Dans les treize volumes du "Martyrologe de Leningrad", rédigés depuis 1987 sous la direction de M. Razoumov, on retrouve des noms, des dates de naissance et de décès, des métiers et des adresses de ceux qui, un jour, ont disparu à Leningrad comme s'ils n'avaient jamais existé. Au mieux, leurs proches apprenaient leur "condamnation sans droit de la correspondance", sans réellement savoir ce qui leur était arrivé.

"J'ai lancé mes recherches en 1987, à l'époque de la Perestroïka, dès que c'est devenu possible", raconte à l'AFP Anatoli Razoumov.

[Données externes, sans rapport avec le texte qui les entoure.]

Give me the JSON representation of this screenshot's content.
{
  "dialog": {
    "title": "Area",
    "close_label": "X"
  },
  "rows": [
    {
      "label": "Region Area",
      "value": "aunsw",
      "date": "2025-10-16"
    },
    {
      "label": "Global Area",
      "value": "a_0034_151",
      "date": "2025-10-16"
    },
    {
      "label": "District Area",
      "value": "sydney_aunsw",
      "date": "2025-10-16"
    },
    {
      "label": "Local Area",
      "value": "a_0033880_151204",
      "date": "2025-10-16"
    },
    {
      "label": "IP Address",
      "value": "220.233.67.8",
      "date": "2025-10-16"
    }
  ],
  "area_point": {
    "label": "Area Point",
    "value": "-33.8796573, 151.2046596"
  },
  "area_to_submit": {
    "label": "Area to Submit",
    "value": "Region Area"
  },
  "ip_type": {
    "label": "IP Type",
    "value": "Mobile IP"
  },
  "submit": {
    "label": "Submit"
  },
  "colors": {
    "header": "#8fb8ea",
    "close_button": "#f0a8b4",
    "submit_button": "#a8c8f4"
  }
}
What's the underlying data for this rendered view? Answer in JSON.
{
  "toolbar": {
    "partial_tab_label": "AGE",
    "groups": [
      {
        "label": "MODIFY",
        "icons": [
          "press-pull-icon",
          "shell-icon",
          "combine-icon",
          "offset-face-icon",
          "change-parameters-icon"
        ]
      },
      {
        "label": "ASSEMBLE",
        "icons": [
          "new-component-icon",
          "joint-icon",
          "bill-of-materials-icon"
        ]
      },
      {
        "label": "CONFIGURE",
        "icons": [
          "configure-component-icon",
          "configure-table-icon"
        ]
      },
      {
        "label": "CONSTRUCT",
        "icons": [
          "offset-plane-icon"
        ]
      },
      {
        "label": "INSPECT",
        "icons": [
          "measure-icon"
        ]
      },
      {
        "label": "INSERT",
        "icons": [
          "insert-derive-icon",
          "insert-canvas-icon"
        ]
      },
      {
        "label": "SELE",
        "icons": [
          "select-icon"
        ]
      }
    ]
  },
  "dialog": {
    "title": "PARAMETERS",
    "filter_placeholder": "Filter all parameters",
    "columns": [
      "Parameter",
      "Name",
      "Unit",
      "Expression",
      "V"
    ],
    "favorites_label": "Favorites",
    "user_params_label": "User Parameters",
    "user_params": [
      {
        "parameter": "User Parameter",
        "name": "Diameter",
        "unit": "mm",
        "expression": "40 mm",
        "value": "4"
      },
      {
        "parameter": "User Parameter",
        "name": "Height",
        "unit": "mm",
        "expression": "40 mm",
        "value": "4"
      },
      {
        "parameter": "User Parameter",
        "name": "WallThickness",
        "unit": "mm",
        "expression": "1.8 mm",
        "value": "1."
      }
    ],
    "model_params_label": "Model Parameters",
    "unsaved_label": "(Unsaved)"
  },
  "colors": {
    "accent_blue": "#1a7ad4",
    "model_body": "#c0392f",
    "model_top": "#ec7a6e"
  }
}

Fils d'un militaire soviétique dont la famille n'a pas été touchée par les répression, Anatoli Razoumov s'est chargé lui-même de rendre un dernier hommage à ces hommes et ces femmes qui furent ouvriers, ingénieurs, tailleurs ou caissiers, calomniés et exécutés lors de la Grande Terreur.

Le bureau de cet homme aux yeux bleus de 62 ans est situé en plein centre de l'ancienne capitale impériale, au sein de l'énorme bâtiment de la bibliothèque nationale. Il est encombré d'armoires où les livres et les centaines de dossiers qu'il a retrouvés -notamment dans les archives du NKVD, la police politique stalinienne- ou qui lui ont été envoyés par les proches de victimes.

M. Razoumov en exhibe un: des procès-verbaux d'interrogatoires et un verdict portant sur Nina Doubrovskaïa, 28 ans, étudiante d'origine polonaise. Accusée d'être une espionne polonaise, elle fut exécutée le 11 décembre 1937.